Wahlergebnis in Frankreich: Hat Emmanuel Macron wirklich ein klares Mandat?

Historisch niedrige Wahlbeteiligung in Frankreich. Nur eine Minderheit hat für Macrons neue Partei gestimmt. Lässt sich daraus ein Mandat für tiefgreifende Reformen ableiten? Ein Kommentar

Ein Kommentar von Malte Lehming

Knapp 43 Prozent der wahlberechtigten Franzosen gingen am Sonntag wählen. Das ist weniger als die Hälfte, also eine Minderheit. Schmälert das den Erfolg von Präsident Emmanuel Macron und der von ihm neu gegründeten Partei „La République en Marche“ (REM), die die absolute Mehrheit in der Nationalversammlung erreichte?

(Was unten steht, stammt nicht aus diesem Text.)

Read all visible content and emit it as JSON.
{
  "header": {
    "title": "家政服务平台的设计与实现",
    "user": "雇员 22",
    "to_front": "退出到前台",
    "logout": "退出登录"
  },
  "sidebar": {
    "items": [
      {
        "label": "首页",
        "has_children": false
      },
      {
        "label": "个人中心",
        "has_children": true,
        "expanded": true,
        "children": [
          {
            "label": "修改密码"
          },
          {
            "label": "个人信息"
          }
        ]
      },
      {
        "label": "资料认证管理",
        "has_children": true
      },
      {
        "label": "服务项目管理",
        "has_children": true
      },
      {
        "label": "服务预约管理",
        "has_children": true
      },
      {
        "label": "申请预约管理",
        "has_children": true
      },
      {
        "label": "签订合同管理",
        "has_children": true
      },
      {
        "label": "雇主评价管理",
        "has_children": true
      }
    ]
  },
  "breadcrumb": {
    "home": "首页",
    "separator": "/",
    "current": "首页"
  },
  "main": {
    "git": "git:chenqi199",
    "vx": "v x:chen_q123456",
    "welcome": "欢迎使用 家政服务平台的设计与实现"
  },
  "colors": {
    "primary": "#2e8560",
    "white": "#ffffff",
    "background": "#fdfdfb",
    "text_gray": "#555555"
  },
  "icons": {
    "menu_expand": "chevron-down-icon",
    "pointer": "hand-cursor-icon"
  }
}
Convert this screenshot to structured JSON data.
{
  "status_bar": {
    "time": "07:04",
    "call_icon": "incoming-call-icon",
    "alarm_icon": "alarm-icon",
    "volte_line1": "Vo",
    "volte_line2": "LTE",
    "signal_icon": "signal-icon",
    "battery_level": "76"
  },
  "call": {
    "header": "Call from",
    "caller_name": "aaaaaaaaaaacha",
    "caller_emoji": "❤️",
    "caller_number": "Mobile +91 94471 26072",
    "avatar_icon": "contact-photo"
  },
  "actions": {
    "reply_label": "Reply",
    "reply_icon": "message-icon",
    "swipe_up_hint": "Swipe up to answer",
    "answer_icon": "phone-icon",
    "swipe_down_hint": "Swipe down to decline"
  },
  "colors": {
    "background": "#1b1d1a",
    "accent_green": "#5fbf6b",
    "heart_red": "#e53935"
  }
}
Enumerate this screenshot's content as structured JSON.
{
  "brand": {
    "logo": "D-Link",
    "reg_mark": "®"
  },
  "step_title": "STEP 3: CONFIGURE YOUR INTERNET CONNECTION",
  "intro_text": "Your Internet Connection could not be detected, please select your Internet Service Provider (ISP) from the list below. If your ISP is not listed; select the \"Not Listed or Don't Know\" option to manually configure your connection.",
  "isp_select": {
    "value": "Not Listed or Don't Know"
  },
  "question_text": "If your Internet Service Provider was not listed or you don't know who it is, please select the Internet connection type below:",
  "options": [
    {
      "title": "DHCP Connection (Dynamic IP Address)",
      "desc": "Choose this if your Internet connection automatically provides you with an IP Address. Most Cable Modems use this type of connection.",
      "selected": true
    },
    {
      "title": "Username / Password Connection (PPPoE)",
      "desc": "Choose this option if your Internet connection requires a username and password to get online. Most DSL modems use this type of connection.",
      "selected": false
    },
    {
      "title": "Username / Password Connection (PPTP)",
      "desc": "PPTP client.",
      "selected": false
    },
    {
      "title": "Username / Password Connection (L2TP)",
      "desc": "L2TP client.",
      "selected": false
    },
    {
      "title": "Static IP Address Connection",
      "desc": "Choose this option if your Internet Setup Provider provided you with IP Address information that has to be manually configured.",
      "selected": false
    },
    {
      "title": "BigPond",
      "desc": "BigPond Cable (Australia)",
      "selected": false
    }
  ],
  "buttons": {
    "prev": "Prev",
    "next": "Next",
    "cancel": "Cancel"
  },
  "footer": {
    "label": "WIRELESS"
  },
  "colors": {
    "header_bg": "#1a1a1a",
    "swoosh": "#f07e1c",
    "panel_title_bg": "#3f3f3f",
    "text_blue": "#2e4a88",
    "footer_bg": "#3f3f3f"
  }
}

Es ist kein Zufall, dass Linke wie Rechte gleichermaßen und fast wortgleich versuchten, das Wahlergebnis unter Hinweis auf die extrem niedrige Wahlbeteiligung zu delegitimieren. „Welche Legitimität hat diese Mehrheit, wenn nur rund 40 Prozent der Wahlberechtigten teilgenommen haben?“ fragte spöttisch Nicolas Bay, der Generalsekretär des rechtsextremen Front National. Linksaußen Jean-Luc Mélenchon klang ähnlich: „Diese Mehrheit hat keine Legitimität, um einen sozialen Staatsstreich vorzunehmen.“ Das hohe Maß an Stimmenthaltung sei wie ein „Generalstreik“. Selbst bei der dpa hieß es in einem Hintergrundstück auf die Frage, ob Macron ein eindeutiges Mandat bekommen habe: „Nein. Nur knapp 43 Prozent der Wahlberechtigten gingen zur Abstimmung, so wenige wie noch nie.“

Doch solcher Art Relativismus ist gefährlich. In einer Demokratie wird frei (ohne Zwang), gleich (jeder Wahlberechtigte hat gleich viele Stimmen) und geheim gewählt. Einige Staaten haben eine Wahlpflicht, ein Quorum jedoch, das heißt eine Mindestwahlbeteiligung, gibt es nicht. Sollte nur ein Wahlberechtigter an einer Abstimmung teilnehmen und sein Kreuz bei der Partei der yogischen Flieger machen, hätte diese die absolute Mehrheit. Das Ergebnis wäre völlig korrekt und demokratisch zweifelsfrei. Gewählt ist, wer die Mehrheit der abgegebenen Stimmen erhält: So einfach ist das. Und so genial.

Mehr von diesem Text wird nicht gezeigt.